Наверное, я пролежал в кустах часа два, потому что, когда открыл глаза, уже стемнело. Меня всего било. Только зубы были стиснуты так сильно, что я никак не мог разлепить рта. Казалось, что если я сейчас же не поднимусь, то уж вообще не поднимусь никогда.
Я стал кататься по земле, чтобы унять противную, слабую дрожь и хоть немного согреться. Я поднялся, но меня по-прежнему всего било, и рот не открывался, потому что зубы будто срослись и стали единым целым.
Я уже не очень-то понимал, куда иду. Только когда я увидел вокруг себя красивые одноэтажные дома, то понял, что забрел в деревню. Я не испугался. Просто испуг уже не доходил до меня из-за холода, из-за того, что всего било, и еще из-за того, что живот стал прирастать к спине. И вдруг меня что-то толкнуло в грудь. В двух метрах от себя я увидел человека в теплой куртке, в ботинках и охотничьей шляпе с пером. У его ног стояли банки консервов, построенные пирамидой, а над головой на веревках висели окорока, колбасы и гирлянды сосисок.
«Магазин», – думаю я спокойно и трезво. Я понимаю, что разбить стекло – значит погубить себя. Но мне очень хочется разбить стекло и раздеть этого фарфорового болвана, который не знает, что такое холод.
Ощупываю дверь. Ищу замок. Я помню, что на дверях магазинов обязательно должны быть большие висячие замки. А здесь его нет. Ясное дело – немцы. Нация изобретателей, будь она трижды неладна! Дверь заперта на внутренние замки. Их, кажется, два. Меня в нашем театральном институте учили анализировать творчество драматургов, меня учили сценическому перевоплощению и музыковедению, только вот взламыванию замков, к сожалению, не учили. Придется учиться самому.

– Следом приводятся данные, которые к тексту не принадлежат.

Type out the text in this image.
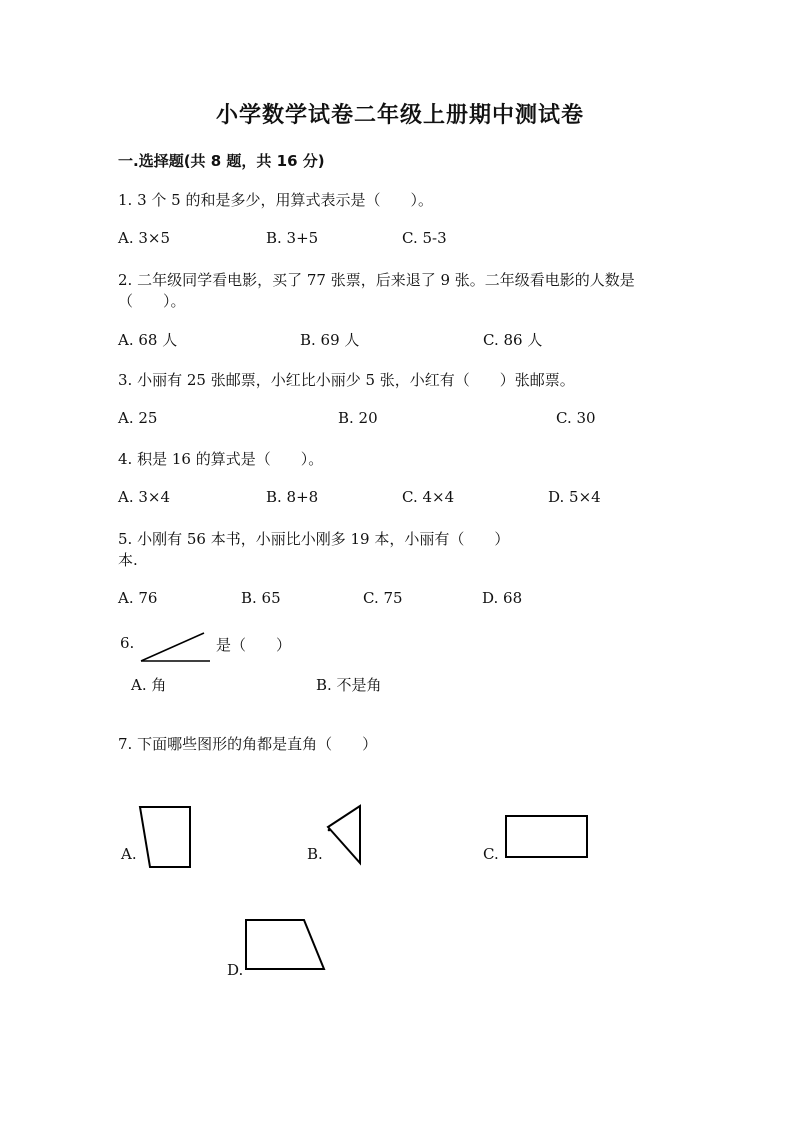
小学数学试卷二年级上册期中测试卷
一.选择题(共 8 题，共 16 分)
1. 3 个 5 的和是多少，用算式表示是（　　）。
A. 3×5	B. 3+5	C. 5-3
2. 二年级同学看电影，买了 77 张票，后来退了 9 张。二年级看电影的人数是
（　　）。
A. 68 人	B. 69 人	C. 86 人
3. 小丽有 25 张邮票，小红比小丽少 5 张，小红有（　　）张邮票。
A. 25	B. 20	C. 30
4. 积是 16 的算式是（　　）。
A. 3×4	B. 8+8	C. 4×4	D. 5×4
5. 小刚有 56 本书，小丽比小刚多 19 本，小丽有（　　）
本.
A. 76	B. 65	C. 75	D. 68
6.	是（　　）
A. 角	B. 不是角
7. 下面哪些图形的角都是直角（　　）
A.	B.	C.
D.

Промучившись с дверью, я понял, что здесь у меня ничего не получится. Тогда я обошел дом. В магазин вела еще одна дверь, а рядом с ней – окно, закрытое ставнями, цинковыми, гофрированными, похожими на самолетный фюзеляж. И эти ставни – я только потом вспомнил, что их называют жалюзи, – были заперты маленьким замком, какие вешают на почтовые ящики.
Ноги у меня подкосились, и я опустился на землю. Я сидел на асфальте и смотрел на маленький замок.
Надо мной проносились облака. Они казались черными, потому что небо было чистое и звездное. Звезды, казалось, перемаргивались друг с другом и со мной тоже. Луна светила окаянно белым, холодным светом.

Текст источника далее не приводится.